You are in the MSR form and have received the following information (e.g. by moving the mouse pointer over note):

Note:
No safety mechanism has yet been derived from the “action in customer operation” anchored here.
By right-clicking the info icon, you will see the “Open web page (note)” which leads you to further information on this topic.

The above note indicates to the IQ-user that a safety mechanism still needs to be derived from the “action in customer operation”, in order to create a link in the Failure Graph (Failure Net). In order to derive safety mechanisms from actions, it is advised to use the context menu in the MSR form (right mouse button) and execute the command “Derive Safety Mechanisms from Actions”. The following images illustrate this process. Note that your display-option settings may vary and thus not show all elements you can see here.

The initial situation in the Structure Editor shown below shows that for failure f1 (focus failure) there is an initial state with two action groups of the type “Customer Operation”, which themselves each contain two actions. Safety mechanisms have already been derived from two out of four of these actions, but not yet from the other two. For the sake of clarity, the derived safety mechanisms have been placed in a separate structure element.

The Failure Graph gives a better understanding of how the failures and safety mechanisms are linked to each other.

This is how these elements look in the MSR Form.

The rule here is that actions in customer operation that have an initial state and from which no safety mechanism has yet been derived are first placed in the “OPTIMIZATION (STEP 6)”, as is done here with Er Det and Er Resp.

The information icon that appears at both Er Det and Er Resp indicates to you that a safety mechanism also needs to be derived here, as described above. If, for example, a safety mechanism is derived for Er Det, this creates a new IQ-object which must be anchored in the structure. This “anchoring” occurs via a new system element generated by the IQ-Software. In the case above, the structure element has a safety mechanism of type “Error detection”. As such, the IQ-Software generates the element with the following name “System-generated anchor: Error detection”.

In our example, both Er Det 1 and Er Resp 1, also located in “initial state”,  have already had safety mechanisms assigned via this process. As such, both appear in “RISK ANALYSIS (STEP 5)”, as this is where initial state elements would appear in the MSR Form.

The following images show in various editors (Structure Editor, Failure Graph, MSR Form) an example, whereby, out of the action Er Det a corresponding safety mechanism with the same name (including prefix “DM:”) is created.

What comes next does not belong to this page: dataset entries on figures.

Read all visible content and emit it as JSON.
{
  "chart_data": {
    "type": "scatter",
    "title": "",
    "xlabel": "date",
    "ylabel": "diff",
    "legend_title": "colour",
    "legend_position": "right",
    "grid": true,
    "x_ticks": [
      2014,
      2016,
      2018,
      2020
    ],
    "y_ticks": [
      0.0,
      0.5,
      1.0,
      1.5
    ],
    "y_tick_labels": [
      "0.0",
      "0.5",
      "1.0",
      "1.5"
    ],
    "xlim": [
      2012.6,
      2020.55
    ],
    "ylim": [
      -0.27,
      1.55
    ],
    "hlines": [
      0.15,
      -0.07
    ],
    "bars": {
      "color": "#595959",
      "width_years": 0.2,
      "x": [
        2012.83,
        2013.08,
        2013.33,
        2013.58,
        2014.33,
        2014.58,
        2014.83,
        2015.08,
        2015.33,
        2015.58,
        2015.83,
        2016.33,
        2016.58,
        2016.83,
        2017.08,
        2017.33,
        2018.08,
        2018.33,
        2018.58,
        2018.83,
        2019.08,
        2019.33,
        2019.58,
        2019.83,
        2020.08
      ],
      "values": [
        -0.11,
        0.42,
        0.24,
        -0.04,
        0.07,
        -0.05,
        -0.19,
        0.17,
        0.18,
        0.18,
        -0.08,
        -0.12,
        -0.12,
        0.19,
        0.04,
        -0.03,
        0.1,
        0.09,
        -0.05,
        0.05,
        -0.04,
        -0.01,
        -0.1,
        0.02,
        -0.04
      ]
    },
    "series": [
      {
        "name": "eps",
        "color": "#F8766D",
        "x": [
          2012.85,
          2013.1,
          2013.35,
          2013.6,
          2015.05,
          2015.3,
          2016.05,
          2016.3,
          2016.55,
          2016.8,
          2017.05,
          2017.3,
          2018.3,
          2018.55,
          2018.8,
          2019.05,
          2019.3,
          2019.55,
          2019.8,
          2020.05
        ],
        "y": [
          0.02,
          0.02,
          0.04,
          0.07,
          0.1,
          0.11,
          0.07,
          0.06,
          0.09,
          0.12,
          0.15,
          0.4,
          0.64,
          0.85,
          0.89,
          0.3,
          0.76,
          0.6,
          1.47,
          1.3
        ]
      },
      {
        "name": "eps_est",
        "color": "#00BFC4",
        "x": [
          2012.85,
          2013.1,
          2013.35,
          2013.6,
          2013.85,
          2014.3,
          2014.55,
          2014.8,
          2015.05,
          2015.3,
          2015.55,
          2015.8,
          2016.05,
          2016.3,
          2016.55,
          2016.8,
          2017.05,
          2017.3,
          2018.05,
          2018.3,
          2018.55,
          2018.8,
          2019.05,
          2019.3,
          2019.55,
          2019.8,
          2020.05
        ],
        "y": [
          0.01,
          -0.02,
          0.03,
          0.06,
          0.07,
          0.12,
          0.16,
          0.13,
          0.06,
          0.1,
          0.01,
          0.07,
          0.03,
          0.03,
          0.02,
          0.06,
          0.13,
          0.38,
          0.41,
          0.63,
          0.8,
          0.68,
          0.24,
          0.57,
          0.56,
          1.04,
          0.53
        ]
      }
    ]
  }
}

Because the action Er Det is anchored at failure f1, the IQ-Software knows that the safety mechanism derived from it – here assigned with the name “DM: Er Det” – must show up in the Failure Graph as an effect of  f1. Therefore, the Failure Graph shown below results automatically.

Das MSR-Formblatt schließlich hat das nachfolgende Aussehen:

As expected, the action Er Det can now be found in the MSR form “RISK ANALYSIS (STEP 5)”. This is because, on the one hand, it is located in an initial state and, on the other hand, because a safety mechanism (DM: Er Det) has been derived from it.

Further observation:

Finally, we will use the example of the Er Resp action to show what happens when a safety mechanism is generated from an action, this time in a “revision state”. The Structure Editor looks as follows:

Moving the action Er Resp to a revision state does not change how the MSR Form looks. However, if a safety mechanism is generated from Er Resp in a revision state via the MSR form, this has consequences in the Structure Editor, in the Failure Graph and in the MSR form. The IQ-Software automatically creates the “system-generated” element (Error response), as can be seen below:

The Failure Graph, in this case, looks as follows. As an FMEA creator, you can now manually adjust how failures, error responses and detections link to each other according to your Risk Analysis.

The following image shows the MSR Form, whereby the revision state deadline has been set to “completed”. Because the safety mechanism Er Resp was derived from an action in a “revision state”, the data is found in “OPTIMIZATION (STEP 6)”.